Regulatory sequences are emerging as an important part of the non-gene majority of human genetic material, once thought of as "junk DNA." A new frontier in genetic research is the defining of the regulome, the complete set of DNA sequences that regulate the behavior of genes. DNA segments that code for proteins average 200 base pairs in length, whereas regulatory sequences typically include just six to 10 base pairs, making them hard to find.
As a human embryo develops from a single cell into tens of billions of cells, DNA must be read and copied again and again to supply each cell with its needed copy. Over time, random changes, or mutations, are inserted into the code during the copying process. Some mutations bring survival advantages and others cause disease. Most known genetic diseases identified to date result from a mutation within a gene that directs protein construction, but that may soon change.

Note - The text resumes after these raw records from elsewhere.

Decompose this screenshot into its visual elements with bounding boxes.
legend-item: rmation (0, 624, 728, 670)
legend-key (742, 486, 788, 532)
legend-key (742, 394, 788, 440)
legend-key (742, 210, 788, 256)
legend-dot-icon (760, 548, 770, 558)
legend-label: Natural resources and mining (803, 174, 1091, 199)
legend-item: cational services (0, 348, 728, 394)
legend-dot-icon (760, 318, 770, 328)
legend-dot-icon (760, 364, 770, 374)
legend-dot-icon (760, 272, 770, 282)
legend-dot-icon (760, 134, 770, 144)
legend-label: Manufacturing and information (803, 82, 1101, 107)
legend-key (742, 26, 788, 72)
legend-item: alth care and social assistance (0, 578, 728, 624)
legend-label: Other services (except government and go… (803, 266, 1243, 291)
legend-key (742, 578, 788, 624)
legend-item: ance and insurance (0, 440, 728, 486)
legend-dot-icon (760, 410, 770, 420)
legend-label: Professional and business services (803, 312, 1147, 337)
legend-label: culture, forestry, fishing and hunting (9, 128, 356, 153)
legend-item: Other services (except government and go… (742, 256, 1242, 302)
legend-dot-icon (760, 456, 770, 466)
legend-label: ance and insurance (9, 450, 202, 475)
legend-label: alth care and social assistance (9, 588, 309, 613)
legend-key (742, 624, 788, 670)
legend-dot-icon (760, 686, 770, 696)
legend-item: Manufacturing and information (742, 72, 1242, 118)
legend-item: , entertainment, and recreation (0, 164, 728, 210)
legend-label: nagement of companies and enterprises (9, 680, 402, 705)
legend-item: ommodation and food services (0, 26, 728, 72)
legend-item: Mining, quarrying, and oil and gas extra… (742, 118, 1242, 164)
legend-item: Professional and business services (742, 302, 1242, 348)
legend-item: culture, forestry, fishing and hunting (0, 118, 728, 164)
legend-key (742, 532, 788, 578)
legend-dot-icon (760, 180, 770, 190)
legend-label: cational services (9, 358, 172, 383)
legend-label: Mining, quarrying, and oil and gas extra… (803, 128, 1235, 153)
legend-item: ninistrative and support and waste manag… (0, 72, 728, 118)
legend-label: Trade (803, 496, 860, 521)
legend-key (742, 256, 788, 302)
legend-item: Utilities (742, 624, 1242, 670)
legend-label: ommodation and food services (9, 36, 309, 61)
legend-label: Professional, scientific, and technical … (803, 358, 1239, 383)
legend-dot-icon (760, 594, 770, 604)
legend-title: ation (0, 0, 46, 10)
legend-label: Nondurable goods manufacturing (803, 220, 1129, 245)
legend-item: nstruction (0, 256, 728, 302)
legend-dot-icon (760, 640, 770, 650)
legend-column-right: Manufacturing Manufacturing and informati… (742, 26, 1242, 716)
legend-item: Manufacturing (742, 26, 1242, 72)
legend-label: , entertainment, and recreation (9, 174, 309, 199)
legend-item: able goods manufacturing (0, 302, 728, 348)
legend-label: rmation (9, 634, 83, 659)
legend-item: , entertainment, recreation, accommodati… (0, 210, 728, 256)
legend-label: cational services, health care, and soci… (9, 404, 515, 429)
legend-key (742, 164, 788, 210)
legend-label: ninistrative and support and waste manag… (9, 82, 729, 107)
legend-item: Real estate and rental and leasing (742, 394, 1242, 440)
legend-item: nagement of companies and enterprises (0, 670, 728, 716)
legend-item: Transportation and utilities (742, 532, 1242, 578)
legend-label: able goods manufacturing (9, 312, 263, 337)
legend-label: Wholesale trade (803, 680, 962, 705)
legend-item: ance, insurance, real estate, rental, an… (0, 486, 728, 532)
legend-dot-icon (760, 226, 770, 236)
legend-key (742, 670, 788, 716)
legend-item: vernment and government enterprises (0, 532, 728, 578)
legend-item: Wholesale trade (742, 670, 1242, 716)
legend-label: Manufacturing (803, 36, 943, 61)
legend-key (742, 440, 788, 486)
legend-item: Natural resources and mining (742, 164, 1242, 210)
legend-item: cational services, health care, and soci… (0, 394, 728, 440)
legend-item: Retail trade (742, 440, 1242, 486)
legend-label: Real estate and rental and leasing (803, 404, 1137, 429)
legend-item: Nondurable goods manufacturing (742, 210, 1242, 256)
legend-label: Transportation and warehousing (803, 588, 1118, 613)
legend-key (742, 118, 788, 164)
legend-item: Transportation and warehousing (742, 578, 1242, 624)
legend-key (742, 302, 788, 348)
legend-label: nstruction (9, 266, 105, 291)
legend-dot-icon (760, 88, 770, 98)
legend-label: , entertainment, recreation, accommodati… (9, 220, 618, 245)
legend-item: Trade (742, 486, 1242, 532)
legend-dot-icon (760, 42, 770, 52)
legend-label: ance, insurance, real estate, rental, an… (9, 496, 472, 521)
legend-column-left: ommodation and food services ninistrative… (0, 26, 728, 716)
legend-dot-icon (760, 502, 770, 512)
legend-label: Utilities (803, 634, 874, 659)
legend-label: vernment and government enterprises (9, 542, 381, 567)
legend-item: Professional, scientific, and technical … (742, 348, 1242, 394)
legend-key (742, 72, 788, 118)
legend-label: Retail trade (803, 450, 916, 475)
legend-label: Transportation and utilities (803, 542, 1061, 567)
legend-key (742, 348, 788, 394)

"We believe more and more disease-causing mutations will be found within regulatory sequences that control genes turning on or off," Miano said. "We therefore are very interested in defining as many functional regulatory elements as we can to help geneticists pinpoint a growing number of disease-causing mutations."
In Miano's study, the regulatory sequence under examination was the CArG box. The nucleotide building blocks of DNA chains may contain any one of four nucleobases: adenine (A), thymine (T), guanine (G) and cytosine (C). Any sequence of code starting with 2 Cs, followed by any combination of 6 As or Ts, and ending in 2 Gs is a CArG box.